# BlackjackBench: Portable Hardware Characterization

Anthony Danalis\*, Piotr Luszczek and

Jack Dongarra

University of Tennessee

Knoxville, TN, USA

{adanalis, luszczek,
dongarra}@eecs.utk.edu

Gabriel Marin and Jeffrey S. Vetter Oak Ridge National Lab.
Oak Ridge, TN, USA

{maring, vetter}@ornl.gov

#### **ABSTRACT**

DARPA's AACE project aimed to develop Architecture Aware Compiler Environments that automatically characterize the hardware and optimize the application codes accordingly. We present the BlackjackBench suite, a collection of portable micro-benchmarks that automate system characterization, plus statistical analysis techniques for interpreting the results. BlackjackBench discovers the effective sizes and speeds of the hardware environment rather than the often unattainable peak values. We aim at hardware features that can be observed by running executables generated by existing compilers from standard C codes. We characterize the memory hierarchy, including cache sharing and NUMA characteristics of the system, properties of the processing cores affecting execution speed, and the length of the OS scheduler time slot. We show how these features of modern multicores can be discovered programmatically. We also show how the features could interfere with each other resulting in incorrect interpretation of the results, and how established classification and statistical analysis techniques reduce experimental noise and aid automatic interpretation of results.

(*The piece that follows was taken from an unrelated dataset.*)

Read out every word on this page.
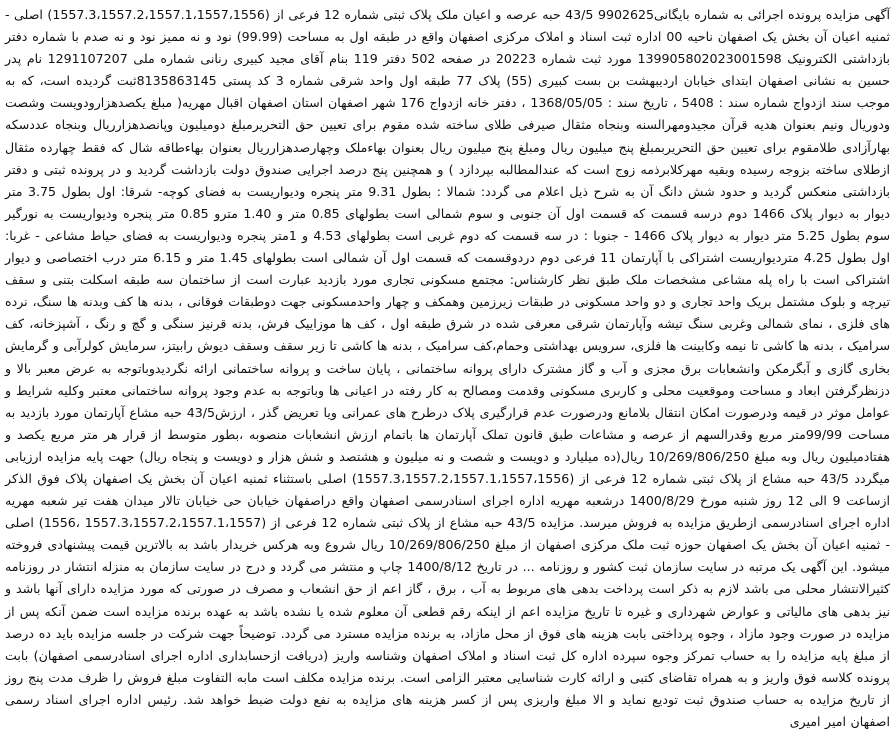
آگهی مزایده پرونده اجرائی به شماره بایگانی9902625 43/5 حبه عرصه و اعیان ملک پلاک ثبتی شماره 12 فرعی از (1557.3،1557.2،1557.1،1557،1556) اصلی - ثمنیه اعیان آن بخش یک اصفهان ناحیه 00 اداره ثبت اسناد و املاک مرکزی اصفهان واقع در طبقه اول به مساحت (99.99) نود و نه ممیز نود و نه صدم با شماره دفتر بازداشتی الکترونیک 139905802023001598 مورد ثبت شماره 20223 در صفحه 502 دفتر 119 بنام آقای مجید کبیری رنانی شماره ملی 1291107207 نام پدر حسین به نشانی اصفهان ابتدای خیابان اردیبهشت بن بست کبیری (55) پلاک 77 طبقه اول واحد شرقی شماره 3 کد پستی 8135863145ثبت گردیده است، که به موجب سند ازدواج شماره سند : 5408 ، تاریخ سند : 1368/05/05 ، دفتر خانه ازدواج 176 شهر اصفهان استان اصفهان اقبال مهریه( مبلغ یکصدهزارودویست وشصت ودوریال ونیم بعنوان هدیه قرآن مجیدومهرالسنه وبنجاه مثقال صیرفی طلای ساخته شده مقوم برای تعیین حق التحریرمبلغ دومیلیون وپانصدهزارریال وبنجاه عددسکه بهارآزادی طلامقوم برای تعیین حق التحریربمبلغ پنج میلیون ریال ومبلغ پنج میلیون ریال بعنوان بهاءملک وچهارصدهزارریال بعنوان بهاءطاقه شال که فقط چهارده مثقال ازطلای ساخته بزوجه رسیده وبقیه مهرکلابرذمه زوج است که عندالمطالبه بپردازد ) و همچنین پنج درصد اجرایی صندوق دولت بازداشت گردید و در پرونده ثبتی و دفتر بازداشتی منعکس گردید و حدود شش دانگ آن به شرح ذیل اعلام می گردد: شمالا : بطول 9.31 متر پنجره ودیواریست به فضای کوچه- شرقا: اول بطول 3.75 متر دیوار به دیوار پلاک 1466 دوم درسه قسمت که قسمت اول آن جنوبی و سوم شمالی است بطولهای 0.85 متر و 1.40 مترو 0.85 متر پنجره ودیواریست به نورگیر سوم بطول 5.25 متر دیوار به دیوار پلاک 1466 - جنوبا : در سه قسمت که دوم غربی است بطولهای 4.53 و 1متر پنجره ودیواریست به فضای حیاط مشاعی - غربا: اول بطول 4.25 متردیواریست اشتراکی با آپارتمان 11 فرعی دوم دردوقسمت که قسمت اول آن شمالی است بطولهای 1.45 متر و 6.15 متر درب اختصاصی و دیوار اشتراکی است با راه پله مشاعی مشخصات ملک طبق نظر کارشناس: مجتمع مسکونی تجاری مورد بازدید عبارت است از ساختمان سه طبقه اسکلت بتنی و سقف تیرچه و بلوک مشتمل بریک واحد تجاری و دو واحد مسکونی در طبقات زیرزمین وهمکف و چهار واحدمسکونی جهت دوطبقات فوقانی ، بدنه ها کف وبدنه ها سنگ، نرده های فلزی ، نمای شمالی وغربی سنگ تیشه وآپارتمان شرقی معرفی شده در شرق طبقه اول ، کف ها موزاییک فرش، بدنه قرنیز سنگی و گچ و رنگ ، آشپزخانه، کف سرامیک ، بدنه ها کاشی تا نیمه وکابینت ها فلزی، سرویس بهداشتی وحمام،کف سرامیک ، بدنه ها کاشی تا زیر سقف وسقف دیوش رابیتز، سرمایش کولرآبی و گرمایش بخاری گازی و آبگرمکن وانشعابات برق مجزی و آب و گاز مشترک دارای پروانه ساختمانی ، پایان ساخت و پروانه ساختمانی ارائه نگردیدوباتوجه به عرض معبر بالا و دزنظرگرفتن ابعاد و مساحت وموقعیت محلی و کاربری مسکونی وقدمت ومصالح به کار رفته در اعیانی ها وباتوجه به عدم وجود پروانه ساختمانی معتبر وکلیه شرایط و عوامل موثر در قیمه ودرصورت امکان انتقال بلامانع ودرصورت عدم قرارگیری پلاک درطرح های عمرانی ویا تعریض گذر ، ارزش43/5 حبه مشاع آپارتمان مورد بازدید به مساحت 99/99متر مربع وقدرالسهم از عرصه و مشاعات طبق قانون تملک آپارتمان ها باتمام ارزش انشعابات منصوبه ،بطور متوسط از قرار هر متر مربع یکصد و هفتادمیلیون ریال وبه مبلغ 10/269/806/250 ریال(ده میلیارد و دویست و شصت و نه میلیون و هشتصد و شش هزار و دویست و پنجاه ریال) جهت پایه مزایده ارزیابی میگردد 43/5 حبه مشاع از پلاک ثبتی شماره 12 فرعی از (1557.3،1557.2،1557.1،1557،1556) اصلی باستثناء ثمنیه اعیان آن بخش یک اصفهان پلاک فوق الذکر ازساعت 9 الی 12 روز شنبه مورخ 1400/8/29 درشعبه مهریه اداره اجرای اسنادرسمی اصفهان واقع دراصفهان خیابان حی خیابان تالار میدان هفت تیر شعبه مهریه اداره اجرای اسنادرسمی ازطریق مزایده به فروش میرسد. مزایده 43/5 حبه مشاع از پلاک ثبتی شماره 12 فرعی از (1557.3،1557.2،1557.1،1557 ،1556) اصلی - ثمنیه اعیان آن بخش یک اصفهان حوزه ثبت ملک مرکزی اصفهان از مبلغ 10/269/806/250 ریال شروع وبه هرکس خریدار باشد به بالاترین قیمت پیشنهادی فروخته میشود. این آگهی یک مرتبه در سایت سازمان ثبت کشور و روزنامه ... در تاریخ 1400/8/12 چاپ و منتشر می گردد و درج در سایت سازمان به منزله انتشار در روزنامه کثیرالانتشار محلی می باشد لازم به ذکر است پرداخت بدهی های مربوط به آب ، برق ، گاز اعم از حق انشعاب و مصرف در صورتی که مورد مزایده دارای آنها باشد و نیز بدهی های مالیاتی و عوارض شهرداری و غیره تا تاریخ مزایده اعم از اینکه رقم قطعی آن معلوم شده یا نشده باشد به عهده برنده مزایده است ضمن آنکه پس از مزایده در صورت وجود مازاد ، وجوه پرداختی بابت هزینه های فوق از محل مازاد، به برنده مزایده مسترد می گردد. توضیحاً جهت شرکت در جلسه مزایده باید ده درصد از مبلغ پایه مزایده را به حساب تمرکز وجوه سپرده اداره کل ثبت اسناد و املاک اصفهان وشناسه واریز (دریافت ازحسابداری اداره اجرای اسنادرسمی اصفهان) بابت پرونده کلاسه فوق واریز و به همراه تقاضای کتبی و ارائه کارت شناسایی معتبر الزامی است. برنده مزایده مکلف است مابه التفاوت مبلغ فروش را ظرف مدت پنج روز از تاریخ مزایده به حساب صندوق ثبت تودیع نماید و الا مبلغ واریزی پس از کسر هزینه های مزایده به نفع دولت ضبط خواهد شد. رئیس اداره اجرای اسناد رسمی اصفهان امیر امیری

## **Categories and Subject Descriptors**

**B.8.2** [Performance Analysis and Design Aids]

#### **General Terms**

Benchmarking, Multicore, Performance

#### Keywords

Micro-benchmarks, Hardware characterization, Statistical analysis

#### 1. INTRODUCTION

Compilers, autotuners, numerical libraries, and other performance sensitive software need information about the underlying hardware. If portable performance is a goal, automatic detection of hardware characteristics is necessary given the dramatic changes undergone by computer hardware. Several system benchmarks exist in the literature [1, 2, 4, 5, 6, 7, 8, 9]. However, as hardware becomes more complex, new features need to be characterized and assumptions about hardware behavior revised, or completely redesigned.

Copyright is held by the author/owner. *PMBS'11*, November 13th, 2011, Seattle, Washington, USA. ACM 978-1-4503-1102-1/11/11.

In this paper, we present *BlackjackBench*, a system characterization benchmark suite. The contribution of this work is twofold:

- 1. Portable micro-benchmarks that can probe the hardware and record its behavior while control variables are varied.
- 2. A statistical analysis methodology, implemented as a collection of scripts for result parsing, that examines the output of the microbenchmarks and produces the desired system characterization information, e.g. effective speeds and sizes.

Often, important performance related decisions take into account *effective* values of hardware features, rather than their peak values. In this context, we consider an effective value to be the value of a hardware feature that would be experienced by a user level application written in C (or any other portable, high level, standards-compliant language) running on that hardware. This is in contrast with values that can be found in vendor documents, or through assembler benchmarks, or specialized instructions and system-calls.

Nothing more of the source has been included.